Er is een Europees cultuur- en onderwijsbeleid nodig. En een nieuw debat over een Europese grondwet.
En die strijd rond het nieuwe verbeelden van het sociale, van het samenleven, heeft ook een objectieve basis. Bekijk de demografie van het continent. De Europeanen leven niet homogeen verspreid over het territorium. Ze leven zelfs niet gelijk verdeeld in hun respectieve landen, waar regionalisme opkomt. Op minder dan één vijfde van het Europese territorium leven meer dan twee derden van de mensen die zorgen voor bijna drie kwart van de economie. Europa heeft een kerngebied. Die zogenaamde ‘blauwe banaan’ strekt zich uit van Zuid-Engeland, over de Lage Landen, het Ruhrgebied, Beieren tot Noord-Italië. Het gaat in feite om de verstedelijkte gebieden van de Renaissance: Holland en Vlaanderen, de Italiaanse stadstaten en de steden aan de Rijn met enkele antennes aan de Atlantische of de Baltische kusten. Die kern bepaalt de lat, voor beleid, productiviteit, leefwijze, arbeidsethiek, … Daartegenover staan twee perifere gebieden. De mediterrane landen en cultuur die in concurrentie staan met een lagere arbeidsproductiviteit (maar wel met een meer evenwichtige levenswijze). De Oost-Europese landen die hun postcommunistische transitie naar een concurrentiële markteconomie verwerken. Het Europese Cohesiebeleid poogt die regionale verschillen weg te werken, maar wel vanuit de productivistische standaarden van het (vooral protestantse) Noordwesten.
Meer nog dan de landen vormen de stedelijke netwerken de ruimtelijke onderlegger van de Europese economie.

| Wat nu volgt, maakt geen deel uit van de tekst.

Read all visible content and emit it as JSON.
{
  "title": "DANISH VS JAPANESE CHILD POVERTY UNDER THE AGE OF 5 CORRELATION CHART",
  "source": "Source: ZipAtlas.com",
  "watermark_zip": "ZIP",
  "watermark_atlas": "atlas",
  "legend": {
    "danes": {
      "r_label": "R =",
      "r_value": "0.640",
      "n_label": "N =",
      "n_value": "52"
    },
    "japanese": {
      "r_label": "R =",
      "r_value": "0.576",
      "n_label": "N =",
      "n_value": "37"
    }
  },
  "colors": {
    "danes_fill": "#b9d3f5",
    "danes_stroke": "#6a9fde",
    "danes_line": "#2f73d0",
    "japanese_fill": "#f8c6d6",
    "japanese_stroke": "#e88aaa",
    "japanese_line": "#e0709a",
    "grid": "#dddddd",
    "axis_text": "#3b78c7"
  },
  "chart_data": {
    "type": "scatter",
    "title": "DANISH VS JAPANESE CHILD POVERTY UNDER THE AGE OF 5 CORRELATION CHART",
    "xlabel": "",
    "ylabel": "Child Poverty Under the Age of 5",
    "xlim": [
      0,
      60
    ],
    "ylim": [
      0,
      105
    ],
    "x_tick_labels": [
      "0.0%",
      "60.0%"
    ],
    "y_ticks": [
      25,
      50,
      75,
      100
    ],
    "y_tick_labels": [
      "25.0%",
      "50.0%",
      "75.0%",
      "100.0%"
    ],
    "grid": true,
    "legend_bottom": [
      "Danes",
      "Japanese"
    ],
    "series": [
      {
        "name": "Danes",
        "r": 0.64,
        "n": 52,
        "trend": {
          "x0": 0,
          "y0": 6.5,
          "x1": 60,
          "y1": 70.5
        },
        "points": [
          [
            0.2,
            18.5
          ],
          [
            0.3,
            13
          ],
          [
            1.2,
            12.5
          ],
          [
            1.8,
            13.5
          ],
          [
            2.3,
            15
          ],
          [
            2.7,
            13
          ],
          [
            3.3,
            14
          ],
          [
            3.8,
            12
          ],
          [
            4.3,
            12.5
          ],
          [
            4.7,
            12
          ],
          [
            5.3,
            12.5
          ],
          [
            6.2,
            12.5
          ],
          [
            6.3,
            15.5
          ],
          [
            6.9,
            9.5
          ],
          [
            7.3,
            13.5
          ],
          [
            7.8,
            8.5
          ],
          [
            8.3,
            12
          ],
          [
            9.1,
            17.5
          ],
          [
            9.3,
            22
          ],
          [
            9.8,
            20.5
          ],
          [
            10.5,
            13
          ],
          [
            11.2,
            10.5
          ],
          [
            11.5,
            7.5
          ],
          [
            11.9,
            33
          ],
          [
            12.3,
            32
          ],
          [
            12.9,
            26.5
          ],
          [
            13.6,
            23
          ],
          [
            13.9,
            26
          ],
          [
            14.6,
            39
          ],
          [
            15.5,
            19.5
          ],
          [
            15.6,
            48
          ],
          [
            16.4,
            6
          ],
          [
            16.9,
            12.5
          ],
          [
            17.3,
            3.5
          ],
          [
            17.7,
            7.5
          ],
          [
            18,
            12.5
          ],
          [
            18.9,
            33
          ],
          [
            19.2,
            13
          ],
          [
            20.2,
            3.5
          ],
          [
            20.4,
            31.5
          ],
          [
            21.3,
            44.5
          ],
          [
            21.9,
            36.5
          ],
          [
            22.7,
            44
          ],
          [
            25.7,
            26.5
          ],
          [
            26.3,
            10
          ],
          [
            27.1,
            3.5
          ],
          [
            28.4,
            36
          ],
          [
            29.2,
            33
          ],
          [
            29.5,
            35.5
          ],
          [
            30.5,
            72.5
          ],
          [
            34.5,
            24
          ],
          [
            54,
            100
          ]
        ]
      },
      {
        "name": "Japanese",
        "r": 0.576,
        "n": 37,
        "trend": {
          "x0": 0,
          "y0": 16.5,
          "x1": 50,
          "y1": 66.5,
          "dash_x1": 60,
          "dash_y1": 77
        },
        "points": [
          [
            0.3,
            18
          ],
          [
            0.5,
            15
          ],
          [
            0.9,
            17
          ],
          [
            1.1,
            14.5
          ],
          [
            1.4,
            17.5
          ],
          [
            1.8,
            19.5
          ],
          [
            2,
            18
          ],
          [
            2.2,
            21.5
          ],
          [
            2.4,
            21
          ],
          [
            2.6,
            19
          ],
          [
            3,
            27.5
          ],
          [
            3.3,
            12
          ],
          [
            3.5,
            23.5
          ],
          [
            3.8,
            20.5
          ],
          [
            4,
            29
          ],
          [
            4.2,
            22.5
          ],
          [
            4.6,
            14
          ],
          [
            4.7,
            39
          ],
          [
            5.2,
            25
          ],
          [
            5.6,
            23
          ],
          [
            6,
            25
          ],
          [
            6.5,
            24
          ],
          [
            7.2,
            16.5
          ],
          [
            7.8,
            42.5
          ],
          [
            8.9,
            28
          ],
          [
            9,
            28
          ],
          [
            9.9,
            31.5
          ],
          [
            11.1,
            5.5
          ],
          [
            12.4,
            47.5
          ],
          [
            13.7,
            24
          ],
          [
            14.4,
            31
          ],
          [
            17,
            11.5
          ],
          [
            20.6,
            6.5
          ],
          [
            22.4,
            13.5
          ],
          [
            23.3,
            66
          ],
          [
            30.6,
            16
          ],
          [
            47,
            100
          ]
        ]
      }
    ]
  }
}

Die zonering wordt nog verscherpt door de postindustriële verstedelijking. De meerderheid van de Europeanen woont nu in stedelijke gebieden. Veelal in (kleinere) historische steden: zo’n 500 van meer dan 150.000 inwoners, 52 van tussen 500.000 en 1 miljoen, 36 van meer dan 1 miljoen en zo’n 70 metropolen van meer dan 1 miljoen inwoners. Maar bovenal zijn die stedelijke knooppunten met elkaar verbonden. Meer nog dan de landen vormen die netwerken de ruimtelijke onderlegger van de Europese economie. De ‘space of flows’ is belangrijker geworden dan de ‘space of places’. Dat is wat het Europese continent samenhoudt. Daardoor ook zijn de landen, zeker in de periferie, verplicht veel te investeren om hun steden in die netwerking te houden, veelal ten nadele van de landelijke gebieden die verarmen en zo ook daar weer de mensen naar de stad drijven. Steden worden aldus steeds meer plekken van aankomst, van nieuwkomers en superdiversiteit. Niet alleen van ‘migranten’, maar ook van vele ‘binnenlanders’. Ziedaar de diepere systemische dynamiek van de Europese Unie: kern-periferie en verstedelijking. Maar die wordt verhuld en verzwegen door de rechtse en conservatieve nationalistische retoriek. Die wordt niet gehoord in de besluitvorming.
HET EUROPEES VERHAAL ACTUALISEREN
De toekomst van de Europese Unie hangt samen met de keuze voor een vernieuwd Europees narratief. Dat moet inzetten op een ‘Europeanness’ waarin samenleven in diversiteit de regel wordt. Dat is vandaag al het geval in vele steden. Zo wordt het Europese debat ook een inzet voor het nationale politieke speelveld. Het wordt een pleidooi voor een meerschalige democratie, waarin de idee van de begrensde monoculturele natiestaat wordt doorbroken door de verschillende lagen van lokaal, over gewestelijk en nationaal, tot continentaal en mondiaal. Vanuit zo’n aanpak kan Europa ook een andere plaats innemen in de wereldpolitiek. Radicaal de democratie verdedigen. Beleid en allianties inzake defensie (her)bekijken. Positie innemen in conflicten binnen en buiten het continent. Kortom een eigen stem ontwikkelen die niet afhangt van een voorafgaand contact met Washington of van het Duitse Holocausttrauma. Een positie die opkomt voor een multilaterale wereldorde tegen elk hegemonisch streven en kampdenken.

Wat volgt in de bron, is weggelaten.